Feilschen mit der Inflation

USA: täglicher Bedarf immer unbezahlbarer; Walmart senkt Preise, Trump schmückt sich damit

Foto: Mike Segar/REUTERS
Ohne Preis kein Fleisch – oder so

Der größte US-Lebensmittelhändler Walmart kündigte am Montag Preissenkungen für beliebte Grillprodukte wie Fleisch, Chips und Limonade an. Zuvor hatte US-Präsident Donald Trump via »Truth Social« erklärt, die Maßnahme erfolge auf Wunsch seiner Regierung. Demnach werde Walmart anlässlich des 250. Geburtstags der USA unter anderem den Preis für ein Pfund Rinderhackfleisch um fast 15 Prozent senken. Trump bezeichnete das als große Entlastung für Millionen Walmart-Kunden, lobte das Unternehmen als patriotisch und forderte andere Einzelhändler auf, dem Beispiel zu folgen.

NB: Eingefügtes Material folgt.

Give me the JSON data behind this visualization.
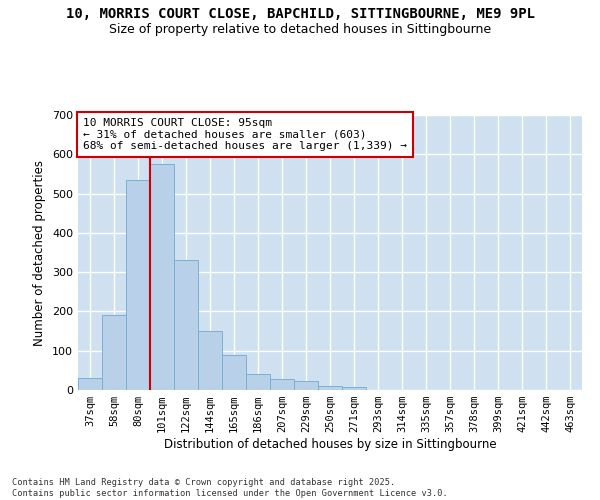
{
  "title_line1": "10, MORRIS COURT CLOSE, BAPCHILD, SITTINGBOURNE, ME9 9PL",
  "title_line2": "Size of property relative to detached houses in Sittingbourne",
  "xlabel": "Distribution of detached houses by size in Sittingbourne",
  "ylabel": "Number of detached properties",
  "categories": [
    "37sqm",
    "58sqm",
    "80sqm",
    "101sqm",
    "122sqm",
    "144sqm",
    "165sqm",
    "186sqm",
    "207sqm",
    "229sqm",
    "250sqm",
    "271sqm",
    "293sqm",
    "314sqm",
    "335sqm",
    "357sqm",
    "378sqm",
    "399sqm",
    "421sqm",
    "442sqm",
    "463sqm"
  ],
  "values": [
    30,
    190,
    535,
    575,
    330,
    150,
    90,
    40,
    28,
    22,
    10,
    8,
    0,
    0,
    0,
    0,
    0,
    0,
    0,
    0,
    0
  ],
  "bar_color": "#b8d0e8",
  "bar_edge_color": "#7aafd4",
  "vline_color": "#cc0000",
  "annotation_text": "10 MORRIS COURT CLOSE: 95sqm\n← 31% of detached houses are smaller (603)\n68% of semi-detached houses are larger (1,339) →",
  "annotation_box_color": "#ffffff",
  "annotation_box_edge": "#cc0000",
  "ylim": [
    0,
    700
  ],
  "yticks": [
    0,
    100,
    200,
    300,
    400,
    500,
    600,
    700
  ],
  "background_color": "#cfe0f0",
  "grid_color": "#ffffff",
  "fig_background": "#ffffff",
  "footer_line1": "Contains HM Land Registry data © Crown copyright and database right 2025.",
  "footer_line2": "Contains public sector information licensed under the Open Government Licence v3.0."
}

Walmart selbst teilte mit, den Preis für Rinderhackfleisch um 12 Prozent zu senken, Kirschen zum halben Preis anzubieten und eine 24er-Packung Coca-Cola um ein Drittel auf 9,97 US-Dollar zu reduzieren. In der Stellungnahme des Konzerns wurde eine Beteiligung der Regierung an der Entscheidung jedoch nicht erwähnt. Darüber hinaus würden auch Haushaltswaren, Spielzeug, Bekleidung und weitere Produkte günstiger angeboten. Bei der mitgliederbasierten Großmarktkette Sam’s Club, die ebenfalls zu Walmart gehört, sinken die Preise für mehr als 250 Artikel.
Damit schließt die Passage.